On the other hand, Shige has graduated to a booster seat, and with Ritsu in a highchair both parents can finally use both hands for eating their own dinner. For the first time in three years. It’s quite the freedom.


The first time Shigeo bends a spoon she thinks she is hallucinating. The kindergartener stares at his crooked utensil like it has started talking to him. Saburo looks over at her slowly, something passing between them.

Looked like Tome-san was right.

“What? What happened? Mama! I didn’t see! I wanna see, what happened? Onii-chan, what happened?”

The second time it happens, Ritsu sees it himself and gasps so dramatically Mayuko worries he is going to choke.

And then he bursts into tears.

“I wanna do that too! Can I have a spoon, Mama? I want one! Please?”
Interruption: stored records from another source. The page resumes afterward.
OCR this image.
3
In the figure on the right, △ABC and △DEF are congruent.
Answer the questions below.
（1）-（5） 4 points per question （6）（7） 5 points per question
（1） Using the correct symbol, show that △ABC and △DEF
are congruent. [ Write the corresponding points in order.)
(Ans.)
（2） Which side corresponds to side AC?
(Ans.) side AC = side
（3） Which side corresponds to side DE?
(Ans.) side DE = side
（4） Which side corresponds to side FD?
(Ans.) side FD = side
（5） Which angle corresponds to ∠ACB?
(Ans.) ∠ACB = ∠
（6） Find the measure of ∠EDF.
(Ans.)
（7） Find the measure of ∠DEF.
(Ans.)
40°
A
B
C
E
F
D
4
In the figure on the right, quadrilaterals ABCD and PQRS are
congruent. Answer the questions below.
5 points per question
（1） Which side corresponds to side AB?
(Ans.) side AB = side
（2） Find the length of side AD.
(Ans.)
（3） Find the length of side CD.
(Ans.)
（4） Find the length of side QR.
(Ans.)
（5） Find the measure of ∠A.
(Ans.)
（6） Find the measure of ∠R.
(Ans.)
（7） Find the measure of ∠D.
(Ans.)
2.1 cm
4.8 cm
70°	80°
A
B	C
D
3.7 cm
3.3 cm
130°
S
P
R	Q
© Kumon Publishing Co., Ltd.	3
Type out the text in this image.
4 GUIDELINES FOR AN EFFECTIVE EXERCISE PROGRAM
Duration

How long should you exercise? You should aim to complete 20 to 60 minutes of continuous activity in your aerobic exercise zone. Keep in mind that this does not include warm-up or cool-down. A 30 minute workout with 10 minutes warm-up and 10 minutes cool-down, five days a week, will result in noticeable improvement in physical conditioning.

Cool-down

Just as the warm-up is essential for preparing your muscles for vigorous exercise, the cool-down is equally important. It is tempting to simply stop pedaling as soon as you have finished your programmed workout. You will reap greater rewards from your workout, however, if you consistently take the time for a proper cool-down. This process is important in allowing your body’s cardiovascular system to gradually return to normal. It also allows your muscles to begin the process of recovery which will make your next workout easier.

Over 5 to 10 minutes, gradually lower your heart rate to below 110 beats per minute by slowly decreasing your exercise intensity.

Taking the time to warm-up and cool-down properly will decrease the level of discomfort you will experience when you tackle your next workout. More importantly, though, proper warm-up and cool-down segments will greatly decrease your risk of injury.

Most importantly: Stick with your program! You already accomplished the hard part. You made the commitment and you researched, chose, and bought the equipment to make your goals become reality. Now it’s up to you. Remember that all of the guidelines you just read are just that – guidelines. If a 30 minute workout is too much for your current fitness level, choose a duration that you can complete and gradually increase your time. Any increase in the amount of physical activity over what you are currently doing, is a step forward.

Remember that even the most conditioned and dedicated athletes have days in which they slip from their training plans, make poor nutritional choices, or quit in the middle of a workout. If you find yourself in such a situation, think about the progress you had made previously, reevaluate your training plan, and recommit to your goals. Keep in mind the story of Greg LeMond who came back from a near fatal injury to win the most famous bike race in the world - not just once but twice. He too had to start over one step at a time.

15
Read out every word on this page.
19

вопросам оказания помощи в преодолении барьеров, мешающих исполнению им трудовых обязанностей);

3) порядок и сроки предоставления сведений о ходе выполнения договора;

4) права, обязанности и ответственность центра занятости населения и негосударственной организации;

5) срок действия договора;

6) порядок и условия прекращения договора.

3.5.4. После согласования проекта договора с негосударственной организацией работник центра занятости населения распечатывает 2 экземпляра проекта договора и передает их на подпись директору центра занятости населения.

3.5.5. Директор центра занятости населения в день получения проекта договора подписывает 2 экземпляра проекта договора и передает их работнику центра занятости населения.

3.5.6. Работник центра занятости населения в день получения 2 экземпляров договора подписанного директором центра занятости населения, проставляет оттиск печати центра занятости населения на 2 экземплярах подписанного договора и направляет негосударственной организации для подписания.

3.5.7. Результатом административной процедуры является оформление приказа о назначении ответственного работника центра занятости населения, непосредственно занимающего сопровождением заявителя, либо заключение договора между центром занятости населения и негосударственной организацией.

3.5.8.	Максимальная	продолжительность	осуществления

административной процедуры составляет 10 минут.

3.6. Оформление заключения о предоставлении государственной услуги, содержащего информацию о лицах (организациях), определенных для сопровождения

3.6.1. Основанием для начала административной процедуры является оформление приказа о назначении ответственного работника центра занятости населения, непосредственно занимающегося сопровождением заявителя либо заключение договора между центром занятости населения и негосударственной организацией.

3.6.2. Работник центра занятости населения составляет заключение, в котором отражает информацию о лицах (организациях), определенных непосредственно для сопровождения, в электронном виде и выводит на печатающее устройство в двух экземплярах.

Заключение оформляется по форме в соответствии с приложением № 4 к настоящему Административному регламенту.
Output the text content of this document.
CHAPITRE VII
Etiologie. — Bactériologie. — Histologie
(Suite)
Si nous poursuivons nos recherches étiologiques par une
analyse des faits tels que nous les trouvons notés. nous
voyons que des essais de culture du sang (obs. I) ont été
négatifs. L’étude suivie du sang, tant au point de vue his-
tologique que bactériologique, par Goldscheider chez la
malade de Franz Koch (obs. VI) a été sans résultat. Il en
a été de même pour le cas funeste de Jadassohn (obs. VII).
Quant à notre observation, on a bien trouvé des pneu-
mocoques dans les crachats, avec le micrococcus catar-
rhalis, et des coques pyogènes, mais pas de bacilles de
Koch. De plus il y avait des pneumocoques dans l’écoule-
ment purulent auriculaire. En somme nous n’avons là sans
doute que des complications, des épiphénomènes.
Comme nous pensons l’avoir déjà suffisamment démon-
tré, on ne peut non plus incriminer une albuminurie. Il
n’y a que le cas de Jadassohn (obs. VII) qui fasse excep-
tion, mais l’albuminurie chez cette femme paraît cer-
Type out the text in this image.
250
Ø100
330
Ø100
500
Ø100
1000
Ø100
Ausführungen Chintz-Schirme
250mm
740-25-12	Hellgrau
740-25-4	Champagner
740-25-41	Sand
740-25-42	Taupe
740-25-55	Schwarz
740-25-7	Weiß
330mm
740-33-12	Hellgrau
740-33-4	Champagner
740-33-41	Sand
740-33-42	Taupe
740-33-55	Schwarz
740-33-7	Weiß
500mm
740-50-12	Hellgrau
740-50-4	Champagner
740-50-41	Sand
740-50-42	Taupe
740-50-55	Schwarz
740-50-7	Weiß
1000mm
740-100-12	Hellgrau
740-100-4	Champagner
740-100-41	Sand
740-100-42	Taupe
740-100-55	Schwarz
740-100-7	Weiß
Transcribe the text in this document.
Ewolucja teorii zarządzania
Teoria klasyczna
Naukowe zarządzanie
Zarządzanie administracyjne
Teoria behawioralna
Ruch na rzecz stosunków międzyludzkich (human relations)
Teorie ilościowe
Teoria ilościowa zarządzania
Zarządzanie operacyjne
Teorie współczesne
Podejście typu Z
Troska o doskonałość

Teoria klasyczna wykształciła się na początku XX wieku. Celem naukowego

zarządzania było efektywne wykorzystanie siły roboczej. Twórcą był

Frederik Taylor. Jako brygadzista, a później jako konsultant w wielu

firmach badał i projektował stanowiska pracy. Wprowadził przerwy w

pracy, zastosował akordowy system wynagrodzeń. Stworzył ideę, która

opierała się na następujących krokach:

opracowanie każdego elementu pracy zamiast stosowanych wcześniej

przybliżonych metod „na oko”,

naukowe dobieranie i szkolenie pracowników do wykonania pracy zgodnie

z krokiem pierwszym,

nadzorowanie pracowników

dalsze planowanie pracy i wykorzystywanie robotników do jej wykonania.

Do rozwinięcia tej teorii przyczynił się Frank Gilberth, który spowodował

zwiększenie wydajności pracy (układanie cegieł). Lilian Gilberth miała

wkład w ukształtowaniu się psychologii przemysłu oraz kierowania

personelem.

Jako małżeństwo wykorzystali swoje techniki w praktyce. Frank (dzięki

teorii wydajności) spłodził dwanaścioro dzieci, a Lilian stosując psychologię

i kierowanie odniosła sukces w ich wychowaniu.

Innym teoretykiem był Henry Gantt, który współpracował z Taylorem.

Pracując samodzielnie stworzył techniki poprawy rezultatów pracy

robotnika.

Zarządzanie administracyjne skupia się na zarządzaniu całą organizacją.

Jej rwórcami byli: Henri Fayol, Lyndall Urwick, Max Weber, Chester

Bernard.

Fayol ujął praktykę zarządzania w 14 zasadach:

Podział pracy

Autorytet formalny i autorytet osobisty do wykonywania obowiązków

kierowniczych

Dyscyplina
Saburo chuckles helplessly beside her as Mayuko buries her face in her hands.


“Shige! What did I tell you about doing that at the dinner table?” Mayuko is exhausted. She wonders if there is a parent on earth that actually has any control over their children.

“But Ritsu thinks it’s funny…” Shige mumbles. He looks up at her from under heavy bangs and pouts.

“Dinner isn’t the place to be levitating things. You could break something. Eat your dinner for goodness sakes, please.”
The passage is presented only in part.